Jonathan Leach is nonetheless well placed to write about the subject. He has a degree in sociology, has worked in the voluntary sector, has been involved in the support needs of students, and currently works as a lecturer in mental health at the Open University. He approaches psychiatry as a keenly observing outsider, and one can easily understand his frustration with many health professionals. So when he takes part in a meeting with a community psychiatric team about a patient whom he knows very well he cannot understand why they do not involve him, and fail to recognise ‘the breadth and depth of that individual's reality that I witnessed’. He is equally puzzled by the failure of many to appreciate that mental health is more than the absence of mental illness.

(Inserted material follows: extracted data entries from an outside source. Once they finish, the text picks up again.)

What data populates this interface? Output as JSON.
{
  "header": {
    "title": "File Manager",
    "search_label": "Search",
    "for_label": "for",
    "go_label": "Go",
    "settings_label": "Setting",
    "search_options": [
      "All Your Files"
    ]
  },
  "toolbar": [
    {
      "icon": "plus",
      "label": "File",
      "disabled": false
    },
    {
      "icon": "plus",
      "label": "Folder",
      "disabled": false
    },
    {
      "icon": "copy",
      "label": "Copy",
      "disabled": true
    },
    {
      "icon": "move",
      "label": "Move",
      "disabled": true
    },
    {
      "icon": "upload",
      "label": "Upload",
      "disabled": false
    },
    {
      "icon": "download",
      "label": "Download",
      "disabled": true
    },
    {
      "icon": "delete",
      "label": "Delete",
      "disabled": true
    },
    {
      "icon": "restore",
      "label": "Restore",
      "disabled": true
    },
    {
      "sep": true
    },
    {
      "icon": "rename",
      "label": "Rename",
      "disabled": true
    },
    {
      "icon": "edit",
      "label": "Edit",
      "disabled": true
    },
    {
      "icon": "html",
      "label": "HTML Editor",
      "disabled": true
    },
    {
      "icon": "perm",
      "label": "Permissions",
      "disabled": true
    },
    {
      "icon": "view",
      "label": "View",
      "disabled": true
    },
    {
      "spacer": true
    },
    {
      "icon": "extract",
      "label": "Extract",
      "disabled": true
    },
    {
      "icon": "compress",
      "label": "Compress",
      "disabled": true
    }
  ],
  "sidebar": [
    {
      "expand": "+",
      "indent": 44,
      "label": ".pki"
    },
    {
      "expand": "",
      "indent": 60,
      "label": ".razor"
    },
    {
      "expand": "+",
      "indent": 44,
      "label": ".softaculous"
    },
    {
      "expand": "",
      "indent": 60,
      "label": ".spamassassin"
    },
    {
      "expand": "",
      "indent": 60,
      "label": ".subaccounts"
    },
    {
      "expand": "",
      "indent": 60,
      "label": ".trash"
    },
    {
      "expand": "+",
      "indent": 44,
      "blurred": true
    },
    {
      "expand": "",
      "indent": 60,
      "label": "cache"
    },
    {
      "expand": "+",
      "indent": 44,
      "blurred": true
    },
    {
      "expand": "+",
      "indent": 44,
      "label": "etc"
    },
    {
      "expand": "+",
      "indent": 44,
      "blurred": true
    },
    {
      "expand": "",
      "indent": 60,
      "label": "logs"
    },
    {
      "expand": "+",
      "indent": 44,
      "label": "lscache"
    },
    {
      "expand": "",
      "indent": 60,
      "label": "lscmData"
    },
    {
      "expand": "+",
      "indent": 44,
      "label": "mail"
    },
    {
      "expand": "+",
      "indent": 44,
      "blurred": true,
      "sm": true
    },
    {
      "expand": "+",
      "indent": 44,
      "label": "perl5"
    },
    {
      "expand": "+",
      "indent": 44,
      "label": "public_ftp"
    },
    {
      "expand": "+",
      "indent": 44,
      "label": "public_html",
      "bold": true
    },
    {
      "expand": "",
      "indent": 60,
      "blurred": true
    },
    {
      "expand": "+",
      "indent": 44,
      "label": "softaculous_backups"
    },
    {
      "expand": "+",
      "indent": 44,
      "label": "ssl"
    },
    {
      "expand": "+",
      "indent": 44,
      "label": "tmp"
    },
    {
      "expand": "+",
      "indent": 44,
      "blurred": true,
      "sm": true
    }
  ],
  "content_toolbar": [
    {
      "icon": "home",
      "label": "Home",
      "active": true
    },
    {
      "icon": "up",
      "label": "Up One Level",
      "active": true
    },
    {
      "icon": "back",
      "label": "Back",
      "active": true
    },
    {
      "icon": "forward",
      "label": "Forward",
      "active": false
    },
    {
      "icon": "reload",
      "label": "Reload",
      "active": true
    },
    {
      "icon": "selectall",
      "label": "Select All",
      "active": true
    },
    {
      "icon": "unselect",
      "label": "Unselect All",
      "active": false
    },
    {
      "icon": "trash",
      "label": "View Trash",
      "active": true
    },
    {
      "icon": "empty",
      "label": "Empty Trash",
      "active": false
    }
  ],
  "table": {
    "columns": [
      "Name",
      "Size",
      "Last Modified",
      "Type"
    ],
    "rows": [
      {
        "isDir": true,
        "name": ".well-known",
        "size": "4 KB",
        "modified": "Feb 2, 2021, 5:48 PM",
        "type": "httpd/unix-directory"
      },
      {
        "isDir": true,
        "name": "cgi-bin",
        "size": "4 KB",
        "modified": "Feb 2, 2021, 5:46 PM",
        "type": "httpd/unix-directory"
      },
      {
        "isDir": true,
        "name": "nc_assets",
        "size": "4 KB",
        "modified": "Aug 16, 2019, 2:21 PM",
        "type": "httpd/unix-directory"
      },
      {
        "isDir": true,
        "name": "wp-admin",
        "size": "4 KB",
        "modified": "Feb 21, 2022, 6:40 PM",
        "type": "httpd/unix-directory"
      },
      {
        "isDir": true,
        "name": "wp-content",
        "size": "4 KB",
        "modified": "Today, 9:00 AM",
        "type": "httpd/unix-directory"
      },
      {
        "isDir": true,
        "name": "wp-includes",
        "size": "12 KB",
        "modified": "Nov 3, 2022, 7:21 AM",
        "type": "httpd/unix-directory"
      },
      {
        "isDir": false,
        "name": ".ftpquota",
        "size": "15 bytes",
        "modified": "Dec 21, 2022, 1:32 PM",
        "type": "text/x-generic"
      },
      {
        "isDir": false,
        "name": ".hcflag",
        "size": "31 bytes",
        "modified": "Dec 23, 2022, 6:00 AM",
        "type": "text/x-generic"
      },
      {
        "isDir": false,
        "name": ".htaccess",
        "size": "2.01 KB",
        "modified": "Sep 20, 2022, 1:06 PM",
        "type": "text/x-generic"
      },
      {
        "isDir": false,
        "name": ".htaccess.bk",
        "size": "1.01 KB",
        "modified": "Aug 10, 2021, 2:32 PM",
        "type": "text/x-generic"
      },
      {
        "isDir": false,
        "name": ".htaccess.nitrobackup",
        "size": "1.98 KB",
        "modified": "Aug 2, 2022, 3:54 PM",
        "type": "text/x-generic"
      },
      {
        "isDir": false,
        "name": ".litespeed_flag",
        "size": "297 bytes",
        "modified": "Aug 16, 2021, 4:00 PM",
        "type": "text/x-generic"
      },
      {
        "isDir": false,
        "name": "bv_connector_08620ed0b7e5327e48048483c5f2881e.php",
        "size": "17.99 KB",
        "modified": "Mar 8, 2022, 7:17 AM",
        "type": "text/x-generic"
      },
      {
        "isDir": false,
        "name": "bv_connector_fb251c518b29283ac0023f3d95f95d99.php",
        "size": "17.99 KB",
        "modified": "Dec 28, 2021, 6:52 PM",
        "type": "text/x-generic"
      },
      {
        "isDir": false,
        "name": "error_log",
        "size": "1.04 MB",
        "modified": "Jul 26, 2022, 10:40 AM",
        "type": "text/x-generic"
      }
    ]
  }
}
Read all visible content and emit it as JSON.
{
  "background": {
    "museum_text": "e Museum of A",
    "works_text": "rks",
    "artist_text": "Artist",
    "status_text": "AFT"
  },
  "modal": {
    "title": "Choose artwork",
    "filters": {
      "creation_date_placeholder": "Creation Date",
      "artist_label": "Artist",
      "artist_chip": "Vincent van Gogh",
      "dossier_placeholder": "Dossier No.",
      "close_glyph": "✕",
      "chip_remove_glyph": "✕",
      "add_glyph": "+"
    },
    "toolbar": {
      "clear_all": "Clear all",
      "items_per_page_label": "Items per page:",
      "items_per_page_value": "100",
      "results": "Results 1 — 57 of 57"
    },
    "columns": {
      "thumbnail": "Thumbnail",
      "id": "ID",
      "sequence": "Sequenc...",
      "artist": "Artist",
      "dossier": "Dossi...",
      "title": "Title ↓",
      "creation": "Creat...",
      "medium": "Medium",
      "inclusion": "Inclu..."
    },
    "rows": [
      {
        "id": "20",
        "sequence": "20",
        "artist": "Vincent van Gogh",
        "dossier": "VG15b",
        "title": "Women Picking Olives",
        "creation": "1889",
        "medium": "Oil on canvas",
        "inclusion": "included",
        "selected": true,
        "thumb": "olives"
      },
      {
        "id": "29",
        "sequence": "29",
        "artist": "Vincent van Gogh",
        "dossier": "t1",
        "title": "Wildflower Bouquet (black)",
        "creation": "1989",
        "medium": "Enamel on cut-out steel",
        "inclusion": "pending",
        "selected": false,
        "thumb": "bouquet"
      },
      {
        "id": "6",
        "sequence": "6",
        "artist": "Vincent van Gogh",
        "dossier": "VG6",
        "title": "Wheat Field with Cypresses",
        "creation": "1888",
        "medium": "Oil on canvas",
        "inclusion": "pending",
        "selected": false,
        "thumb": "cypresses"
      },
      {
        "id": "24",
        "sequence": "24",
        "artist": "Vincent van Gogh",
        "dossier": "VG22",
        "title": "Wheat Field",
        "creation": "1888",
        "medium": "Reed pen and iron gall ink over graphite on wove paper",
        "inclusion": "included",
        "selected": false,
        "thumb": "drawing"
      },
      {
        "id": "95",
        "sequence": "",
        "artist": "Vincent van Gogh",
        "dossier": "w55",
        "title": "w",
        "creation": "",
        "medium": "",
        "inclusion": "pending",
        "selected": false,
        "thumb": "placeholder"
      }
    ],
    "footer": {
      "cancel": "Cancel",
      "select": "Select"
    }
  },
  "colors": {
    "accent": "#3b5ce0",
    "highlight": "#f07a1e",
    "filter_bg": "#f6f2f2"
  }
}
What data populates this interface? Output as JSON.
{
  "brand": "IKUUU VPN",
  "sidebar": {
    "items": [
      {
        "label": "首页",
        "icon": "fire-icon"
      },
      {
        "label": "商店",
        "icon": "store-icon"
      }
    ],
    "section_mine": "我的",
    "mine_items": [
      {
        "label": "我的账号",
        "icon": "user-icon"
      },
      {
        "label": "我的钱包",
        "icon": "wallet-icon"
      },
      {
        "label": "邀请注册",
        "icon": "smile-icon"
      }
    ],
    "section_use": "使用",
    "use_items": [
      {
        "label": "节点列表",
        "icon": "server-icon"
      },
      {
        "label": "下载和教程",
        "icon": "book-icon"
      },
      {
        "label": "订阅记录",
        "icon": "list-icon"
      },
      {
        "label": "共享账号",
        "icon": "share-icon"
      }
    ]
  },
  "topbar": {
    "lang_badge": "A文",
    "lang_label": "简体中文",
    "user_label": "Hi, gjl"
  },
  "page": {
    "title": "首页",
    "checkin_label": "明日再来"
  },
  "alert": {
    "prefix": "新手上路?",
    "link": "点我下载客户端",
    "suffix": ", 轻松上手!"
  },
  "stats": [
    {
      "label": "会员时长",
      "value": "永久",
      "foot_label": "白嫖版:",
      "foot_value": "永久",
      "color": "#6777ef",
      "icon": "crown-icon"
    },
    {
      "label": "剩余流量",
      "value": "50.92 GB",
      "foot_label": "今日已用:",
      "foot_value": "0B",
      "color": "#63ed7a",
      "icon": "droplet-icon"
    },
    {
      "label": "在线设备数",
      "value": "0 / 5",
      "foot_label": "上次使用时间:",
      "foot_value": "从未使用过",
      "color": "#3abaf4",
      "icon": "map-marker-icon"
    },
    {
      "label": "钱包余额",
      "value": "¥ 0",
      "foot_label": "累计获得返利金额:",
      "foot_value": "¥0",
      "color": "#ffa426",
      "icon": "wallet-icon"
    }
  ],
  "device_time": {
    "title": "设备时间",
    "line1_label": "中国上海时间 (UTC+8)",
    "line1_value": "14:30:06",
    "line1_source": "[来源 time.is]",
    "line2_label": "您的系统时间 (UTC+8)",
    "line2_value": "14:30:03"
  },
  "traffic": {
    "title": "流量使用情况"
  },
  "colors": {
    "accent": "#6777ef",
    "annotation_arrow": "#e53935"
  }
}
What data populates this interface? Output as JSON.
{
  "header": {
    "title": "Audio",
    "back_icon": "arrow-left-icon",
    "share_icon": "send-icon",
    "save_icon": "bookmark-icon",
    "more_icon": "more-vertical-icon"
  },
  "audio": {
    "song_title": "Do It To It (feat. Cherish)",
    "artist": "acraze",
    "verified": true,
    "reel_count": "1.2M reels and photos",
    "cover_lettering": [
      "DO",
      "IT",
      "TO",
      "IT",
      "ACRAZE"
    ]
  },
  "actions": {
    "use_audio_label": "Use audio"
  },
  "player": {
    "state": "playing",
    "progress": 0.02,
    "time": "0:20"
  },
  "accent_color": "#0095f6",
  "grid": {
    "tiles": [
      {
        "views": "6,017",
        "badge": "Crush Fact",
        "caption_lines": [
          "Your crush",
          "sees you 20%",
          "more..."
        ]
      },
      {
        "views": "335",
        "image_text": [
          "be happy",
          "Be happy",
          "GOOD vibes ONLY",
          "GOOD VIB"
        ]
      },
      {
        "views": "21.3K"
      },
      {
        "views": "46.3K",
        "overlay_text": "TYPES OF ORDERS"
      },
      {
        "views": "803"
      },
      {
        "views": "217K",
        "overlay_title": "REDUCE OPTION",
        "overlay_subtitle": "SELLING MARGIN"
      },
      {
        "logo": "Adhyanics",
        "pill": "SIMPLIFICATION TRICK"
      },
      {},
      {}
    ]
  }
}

But the book's title is a little misleading. The first seven chapters are sound and give a comprehensive academic substrate of the subject but I suspect these are part of the bedrock of Leach's Open University teaching. The last chapter, ‘Making it happen’, unfortunately does not. It tentatively looks at ‘possibilities’ and hints at ‘suggestions’, advises health professionals to involve carers and service users more than they do at present, makes an interesting but probably impractical recommendation to general practitioners to give more ‘social prescribing’ (yet another example of adjectival respectability), and urges generosity and goodness along the lines of an unfunded Liberal Democrat Party manifesto.
Leach only hints at the reasons why he cannot say more. There ain't no good evidence, folks. He comments that most of the research on social support is ‘small-scale and qualitative in nature’ and grumbles about the much larger funding given to ‘the evaluation of bio-medical or psychological interventions’. But this need not be so. Good, high-quality social support research is not an oxymoron; it needs a determined academic group to grab it by the horns and take it forward, just as George Brown and Tirril Harris did in highlighting the social aspects of depression 40 years ago. And now, as Leach recognises, there is much greater awareness and acknowledgment of the individuals' importance in an age when isolation is in danger of becoming the norm, so it is an ideal time to surge forward. A second edition of this book could live up to its name.